Schmelzer, then, pointed to BVB's consistency over the course of seven or eight years and made the statement with the self-confidence the club had built over that period. It is a self-confidence that also prompted his teammates to speak of the Europa League title as if it was within reach.
Now, after Dortmund exited the Europa League in thoroughly embarrassing fashion, the collective self-confidence has -- rightfully -- taken a hit.
"We are observing that we are not reaching our level on a regular basis," sporting director Michael Zorc told Ruhr Nachrichten on Friday, speaking out a general warning that nobody could feel safe about his future in a Dortmund shirt. "We have our eyes wide open and will watch very carefully what will happen in the last months [of the season] and the coming weeks on the pitch."
On the one hand, the hard landing may have been vital for Dortmund's future, as it provides more clarity about the state the team is in and might make decisions to make much-needed changes easier for the likes of Zorc and Hans-Joachim Watzke.
But on the other hand, Dortmund have lost yet another piece of "winning" DNA, which can have negative effects on a team that has been going from rough patch to rough patch. Bayern Munich are a prime example of self-assurance. They have a habit of deciding matches late despite not having played particularly well, just by trusting in their own ability and not losing their heads. And BVB's rivals Schalke also have built a lot of confidence in recent weeks -- Saturday's 1-0 victory over Wolfsburg marked their fifth consecutive league win.
The Royal Blues have not stormed to second place by dazzling the world with super-attractive football under Domenico Tedesco. On the contrary, their last three wins have been 1-0 matches that were rather uneasy on the eye. However, Schalke play with a low block in front of their own box over great periods in a game because they have a lot of trust in their setup and their individual class to somehow snatch a winner up front.
When Dortmund host Hannover on Sunday, chances are that they will not have a deep trust in their own approach and its ability to dismantle an inferior rival if they stick to it. Instead, they will play with the knowledge that every phase of dominance in a match has been followed up by collapse in recent months. And negative thoughts during a game can easily turn into a self-fulfilling prophecy on the pitch.
Over the years, Marco Reus has often said that Dortmund are extremely hard to beat if they manage to implement their style of play. This season, however, the 28-year-old is yet to say anything like that.
Ultimately, that also falls back on his coach, Peter Stoger, who is yet to mould a variety of individual talents into a functioning collective.
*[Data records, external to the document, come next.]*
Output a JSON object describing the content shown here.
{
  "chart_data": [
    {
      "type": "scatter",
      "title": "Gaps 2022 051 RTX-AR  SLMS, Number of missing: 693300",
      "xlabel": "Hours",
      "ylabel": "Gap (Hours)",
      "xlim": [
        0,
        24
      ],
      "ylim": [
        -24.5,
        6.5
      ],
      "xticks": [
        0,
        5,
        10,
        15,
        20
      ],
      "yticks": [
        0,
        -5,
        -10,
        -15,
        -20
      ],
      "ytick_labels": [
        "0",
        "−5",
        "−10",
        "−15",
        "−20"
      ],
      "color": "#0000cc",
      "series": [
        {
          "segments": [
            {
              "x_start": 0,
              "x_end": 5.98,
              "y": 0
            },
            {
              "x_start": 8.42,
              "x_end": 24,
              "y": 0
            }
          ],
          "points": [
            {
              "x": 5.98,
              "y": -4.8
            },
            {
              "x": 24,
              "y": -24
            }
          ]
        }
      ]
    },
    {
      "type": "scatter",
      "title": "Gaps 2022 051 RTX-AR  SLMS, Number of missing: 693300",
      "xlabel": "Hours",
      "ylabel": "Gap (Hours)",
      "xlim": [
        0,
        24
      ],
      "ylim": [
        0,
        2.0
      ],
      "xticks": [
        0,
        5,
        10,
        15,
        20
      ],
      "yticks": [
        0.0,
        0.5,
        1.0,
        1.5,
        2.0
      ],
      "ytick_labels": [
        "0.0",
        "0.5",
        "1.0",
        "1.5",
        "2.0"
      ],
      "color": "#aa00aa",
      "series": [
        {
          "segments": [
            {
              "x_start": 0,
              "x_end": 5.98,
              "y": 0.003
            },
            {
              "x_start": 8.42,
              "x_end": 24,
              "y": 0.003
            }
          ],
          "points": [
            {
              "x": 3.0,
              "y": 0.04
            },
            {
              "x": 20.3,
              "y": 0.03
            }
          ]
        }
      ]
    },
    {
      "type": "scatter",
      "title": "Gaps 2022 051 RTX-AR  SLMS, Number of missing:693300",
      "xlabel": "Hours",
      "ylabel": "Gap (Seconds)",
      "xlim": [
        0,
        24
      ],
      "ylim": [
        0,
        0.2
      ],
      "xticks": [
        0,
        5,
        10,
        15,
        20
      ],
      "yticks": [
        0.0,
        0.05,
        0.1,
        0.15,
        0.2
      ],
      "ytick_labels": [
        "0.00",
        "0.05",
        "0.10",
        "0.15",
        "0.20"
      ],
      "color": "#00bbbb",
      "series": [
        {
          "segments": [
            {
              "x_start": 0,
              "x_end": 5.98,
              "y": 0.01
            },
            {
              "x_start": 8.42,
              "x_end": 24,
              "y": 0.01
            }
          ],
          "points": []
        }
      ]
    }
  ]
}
After the Europa League exit, the future of the Dortmund coach is as doubtful as it has ever been.
The 51-year-old Austrian has often cited BVB's unbeaten record in the Bundesliga since he took over, but the Black and Yellows are yet to deliver a convincing win in 2018. The overall trend is showing downwards, as the Westphalians have managed only one win out of the last six games across competition -- a 3-2 win over Eintracht Frankfurt last week that required Michy Batshuayi's last-minute winner to secure all three points.
On Sunday, Dortmund are likely to be without Reus and Omer Toprak, who are nursing muscular problems, as well as Christian Pulisic, who missed Thursday's match with a cold. The questions is: Who can help rebuild Dortmund's crumbling self-confidence during the home stretch of the season? For now, there are no obvious candidates.